When we look at the use of “following the market” it’s used as a good thing when it’s about marketing to straight white men, and it’s never mentioned when talking about marketing to more than just straight white men – instead we get stuff like being “PC police”, oversensitive, censorship, etc.

When 51% of all people are women, 10% are LGBT, and, at least in the US, 28% of us are folks of color… straight white men aren’t actually a majority market (more like 31-32%). Shouldn’t we be flipping that terminology around?

Isn’t doing stuff like turning characters of color into white people a form of censorship? Isn’t removing gay male relationships from media and games a form of political policing? Isn’t getting upset that people asking for more than a constant focus on a “minority market” being a little oversensitive?

Putting white male gamers on trial, or something

I think NK Jemisin says it best:

I’m getting really, really sick of the idea that respecting your fellow human beings is somehow restrictive or oppressive or damaging to creativity, productivity, the genre, whatever….When you complain about political correctness, we hear “Man, if only we were still back in the good ol’ days, when I could stomp all over other people with impunity!” That’s what you really mean, so why not just come right out and say it?

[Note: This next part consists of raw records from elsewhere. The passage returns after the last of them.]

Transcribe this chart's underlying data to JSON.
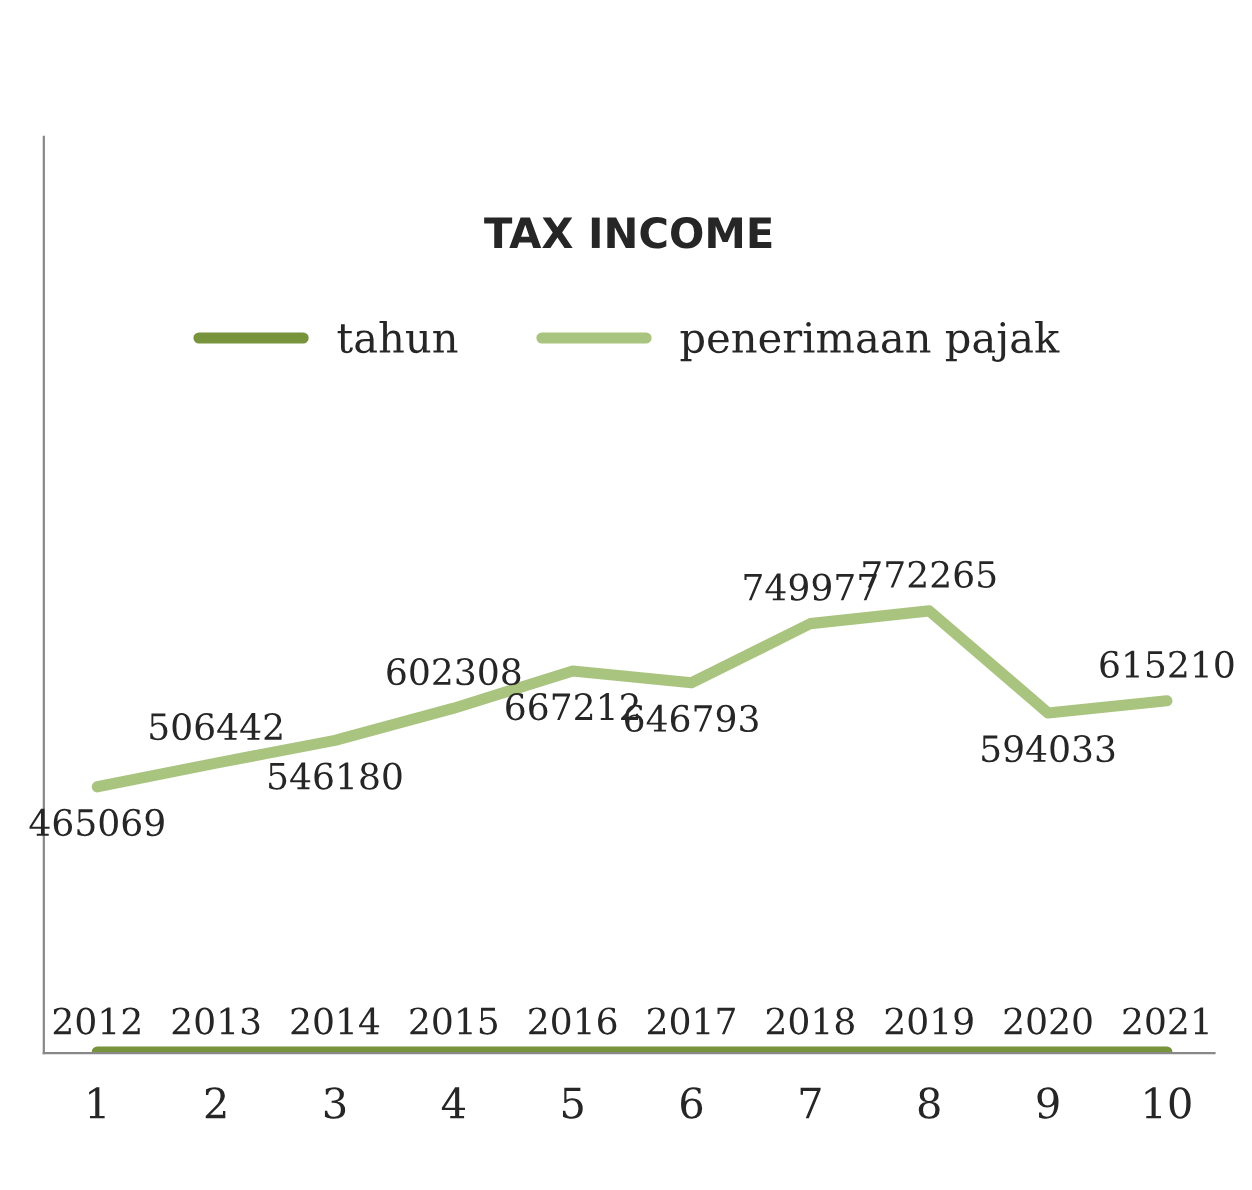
{
  "chart_data": {
    "type": "line",
    "title": "TAX INCOME",
    "categories": [
      "1",
      "2",
      "3",
      "4",
      "5",
      "6",
      "7",
      "8",
      "9",
      "10"
    ],
    "series": [
      {
        "name": "tahun",
        "color": "#77933c",
        "values": [
          2012,
          2013,
          2014,
          2015,
          2016,
          2017,
          2018,
          2019,
          2020,
          2021
        ]
      },
      {
        "name": "penerimaan pajak",
        "color": "#a9c47f",
        "values": [
          465069,
          506442,
          546180,
          602308,
          667212,
          646793,
          749977,
          772265,
          594033,
          615210
        ]
      }
    ],
    "ylim": [
      0,
      1600000
    ],
    "tick_labels": "x",
    "data_labels": true,
    "legend": "top",
    "grid": false,
    "marker": "none",
    "line_style": "solid"
  }
}
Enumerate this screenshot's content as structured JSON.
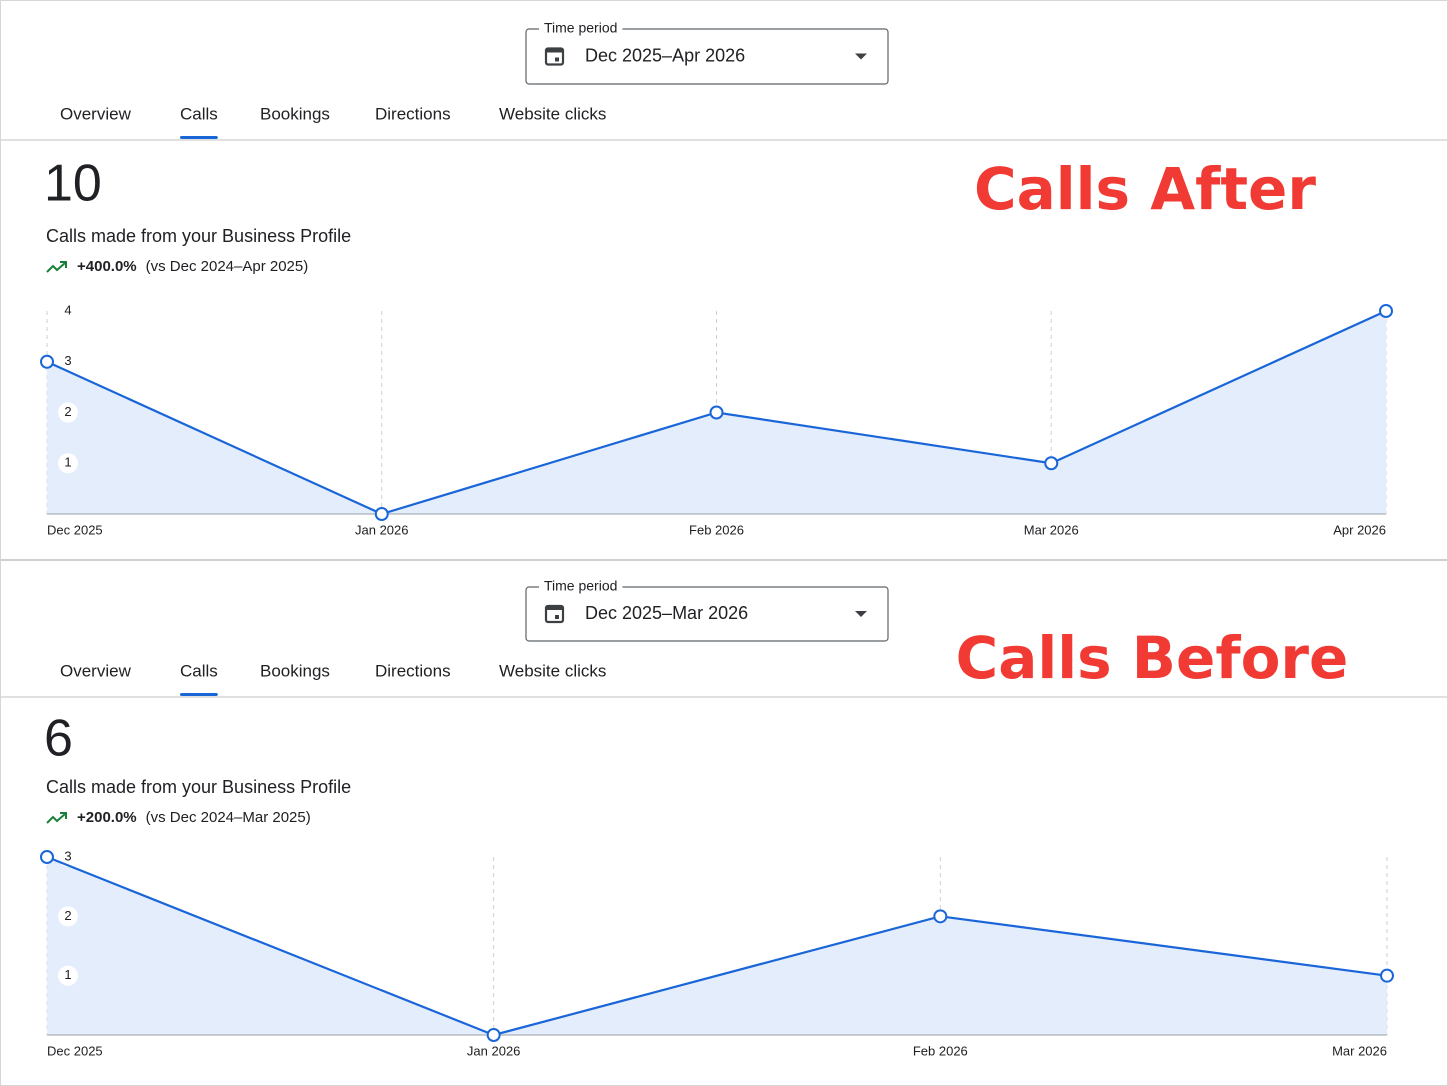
{
  "panels": [
    {
      "annotation": "Calls After",
      "time_period_label": "Time period",
      "time_period": "Dec 2025–Apr 2026",
      "tabs": [
        "Overview",
        "Calls",
        "Bookings",
        "Directions",
        "Website clicks"
      ],
      "active_tab": 1,
      "total": 10,
      "metric_label": "Calls made from your Business Profile",
      "change": "+400.0%",
      "comparison": "(vs Dec 2024–Apr 2025)",
      "chart": {
        "type": "line",
        "x": [
          "Dec 2025",
          "Jan 2026",
          "Feb 2026",
          "Mar 2026",
          "Apr 2026"
        ],
        "values": [
          3,
          0,
          2,
          1,
          4
        ],
        "ylim": [
          0,
          4
        ],
        "yticks": [
          1,
          2,
          3,
          4
        ],
        "color": "#1a66d9"
      }
    },
    {
      "annotation": "Calls Before",
      "time_period_label": "Time period",
      "time_period": "Dec 2025–Mar 2026",
      "tabs": [
        "Overview",
        "Calls",
        "Bookings",
        "Directions",
        "Website clicks"
      ],
      "active_tab": 1,
      "total": 6,
      "metric_label": "Calls made from your Business Profile",
      "change": "+200.0%",
      "comparison": "(vs Dec 2024–Mar 2025)",
      "chart": {
        "type": "line",
        "x": [
          "Dec 2025",
          "Jan 2026",
          "Feb 2026",
          "Mar 2026"
        ],
        "values": [
          3,
          0,
          2,
          1
        ],
        "ylim": [
          0,
          3
        ],
        "yticks": [
          1,
          2,
          3
        ],
        "color": "#1a66d9"
      }
    }
  ]
}
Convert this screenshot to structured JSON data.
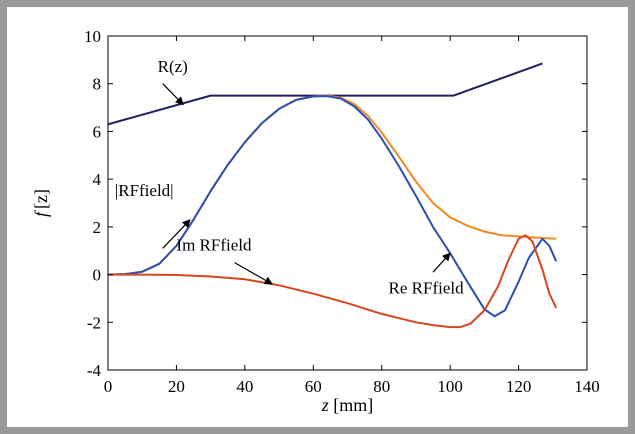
{
  "chart_data": {
    "type": "line",
    "title": "",
    "xlabel": {
      "var": "z",
      "unit": " [mm]"
    },
    "ylabel": {
      "var": "f",
      "arg": "[z]"
    },
    "xlim": [
      0,
      140
    ],
    "ylim": [
      -4,
      10
    ],
    "xticks": [
      "0",
      "20",
      "40",
      "60",
      "80",
      "100",
      "120",
      "140"
    ],
    "yticks": [
      "-4",
      "-2",
      "0",
      "2",
      "4",
      "6",
      "8",
      "10"
    ],
    "grid": false,
    "legend": "none",
    "series": [
      {
        "name": "R(z)",
        "color": "#1f1f5c",
        "x": [
          0,
          30,
          101,
          127
        ],
        "y": [
          6.3,
          7.5,
          7.5,
          8.85
        ]
      },
      {
        "name": "|RFfield|",
        "color": "#f08a24",
        "x": [
          0,
          5,
          10,
          15,
          20,
          25,
          30,
          35,
          40,
          45,
          50,
          55,
          60,
          64,
          68,
          72,
          76,
          80,
          85,
          90,
          95,
          100,
          105,
          110,
          115,
          120,
          125,
          131
        ],
        "y": [
          0,
          0.02,
          0.12,
          0.45,
          1.2,
          2.3,
          3.5,
          4.6,
          5.55,
          6.35,
          6.95,
          7.32,
          7.47,
          7.5,
          7.42,
          7.15,
          6.65,
          5.95,
          4.95,
          3.9,
          3.0,
          2.4,
          2.05,
          1.8,
          1.65,
          1.6,
          1.55,
          1.5
        ]
      },
      {
        "name": "Re RFfield",
        "color": "#2b4fb0",
        "x": [
          0,
          5,
          10,
          15,
          20,
          25,
          30,
          35,
          40,
          45,
          50,
          55,
          60,
          64,
          68,
          72,
          76,
          80,
          85,
          90,
          95,
          100,
          105,
          110,
          113,
          116,
          120,
          123,
          127,
          129,
          131
        ],
        "y": [
          0,
          0.02,
          0.12,
          0.45,
          1.2,
          2.3,
          3.5,
          4.6,
          5.55,
          6.35,
          6.95,
          7.32,
          7.47,
          7.48,
          7.38,
          7.05,
          6.5,
          5.7,
          4.55,
          3.3,
          2.0,
          0.9,
          -0.3,
          -1.45,
          -1.75,
          -1.5,
          -0.3,
          0.7,
          1.5,
          1.2,
          0.55
        ]
      },
      {
        "name": "Im RFfield",
        "color": "#d9461e",
        "x": [
          0,
          10,
          20,
          30,
          40,
          50,
          60,
          70,
          80,
          90,
          95,
          100,
          103,
          106,
          110,
          114,
          117,
          120,
          122,
          124,
          127,
          129,
          131
        ],
        "y": [
          0,
          0,
          -0.02,
          -0.08,
          -0.2,
          -0.45,
          -0.8,
          -1.2,
          -1.65,
          -2.0,
          -2.12,
          -2.2,
          -2.2,
          -2.05,
          -1.5,
          -0.5,
          0.6,
          1.5,
          1.65,
          1.4,
          0.2,
          -0.8,
          -1.4
        ]
      }
    ],
    "annotations": [
      {
        "text": "R(z)",
        "label_x": 14.5,
        "label_y": 8.5,
        "arrow_from": [
          16,
          8.0
        ],
        "arrow_to": [
          22,
          7.12
        ]
      },
      {
        "text": "|RFfield|",
        "label_x": 2,
        "label_y": 3.3,
        "arrow_from": [
          16,
          1.1
        ],
        "arrow_to": [
          24,
          2.3
        ]
      },
      {
        "text": "Im RFfield",
        "label_x": 20,
        "label_y": 1.0,
        "arrow_from": [
          37,
          0.5
        ],
        "arrow_to": [
          48,
          -0.4
        ]
      },
      {
        "text": "Re RFfield",
        "label_x": 82,
        "label_y": -0.8,
        "arrow_from": [
          95,
          0.1
        ],
        "arrow_to": [
          100,
          0.9
        ]
      }
    ]
  }
}
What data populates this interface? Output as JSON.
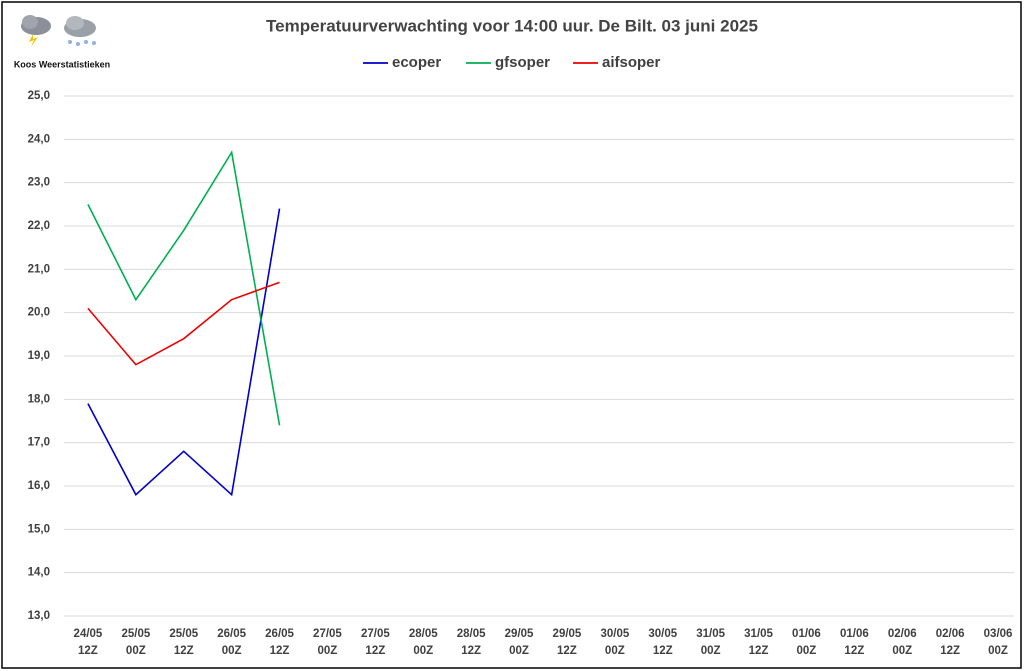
{
  "chart_data": {
    "type": "line",
    "title": "Temperatuurverwachting voor 14:00 uur. De Bilt. 03 juni 2025",
    "source": "Koos Weerstatistieken",
    "categories": [
      "24/05\n12Z",
      "25/05\n00Z",
      "25/05\n12Z",
      "26/05\n00Z",
      "26/05\n12Z",
      "27/05\n00Z",
      "27/05\n12Z",
      "28/05\n00Z",
      "28/05\n12Z",
      "29/05\n00Z",
      "29/05\n12Z",
      "30/05\n00Z",
      "30/05\n12Z",
      "31/05\n00Z",
      "31/05\n12Z",
      "01/06\n00Z",
      "01/06\n12Z",
      "02/06\n00Z",
      "02/06\n12Z",
      "03/06\n00Z"
    ],
    "series": [
      {
        "name": "ecoper",
        "color": "#0000cc",
        "values": [
          17.9,
          15.8,
          16.8,
          15.8,
          22.4,
          null,
          null,
          null,
          null,
          null,
          null,
          null,
          null,
          null,
          null,
          null,
          null,
          null,
          null,
          null
        ]
      },
      {
        "name": "gfsoper",
        "color": "#00b050",
        "values": [
          22.5,
          20.3,
          21.9,
          23.7,
          17.4,
          null,
          null,
          null,
          null,
          null,
          null,
          null,
          null,
          null,
          null,
          null,
          null,
          null,
          null,
          null
        ]
      },
      {
        "name": "aifsoper",
        "color": "#ee0000",
        "values": [
          20.1,
          18.8,
          19.4,
          20.3,
          20.7,
          null,
          null,
          null,
          null,
          null,
          null,
          null,
          null,
          null,
          null,
          null,
          null,
          null,
          null,
          null
        ]
      }
    ],
    "ylim": [
      13,
      25
    ],
    "yticks": [
      {
        "value": 13,
        "label": "13,0"
      },
      {
        "value": 14,
        "label": "14,0"
      },
      {
        "value": 15,
        "label": "15,0"
      },
      {
        "value": 16,
        "label": "16,0"
      },
      {
        "value": 17,
        "label": "17,0"
      },
      {
        "value": 18,
        "label": "18,0"
      },
      {
        "value": 19,
        "label": "19,0"
      },
      {
        "value": 20,
        "label": "20,0"
      },
      {
        "value": 21,
        "label": "21,0"
      },
      {
        "value": 22,
        "label": "22,0"
      },
      {
        "value": 23,
        "label": "23,0"
      },
      {
        "value": 24,
        "label": "24,0"
      },
      {
        "value": 25,
        "label": "25,0"
      }
    ],
    "grid": true,
    "legend": "top"
  }
}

If the point of gaming (geek media, fandom, whatever) is about having fun, why is it always a problem when we ask to be included in that fun and not abused in the process? Is fun a limited resource that we have to conserve like we’re going to hit Peak Oil or something?

The idea that other people being respected, or included, is a problem, only makes sense if you’re saying your fun relies upon disrespecting and self-segregation.

And if that’s the case, the question is who’s really the folks making unreasonable demands here?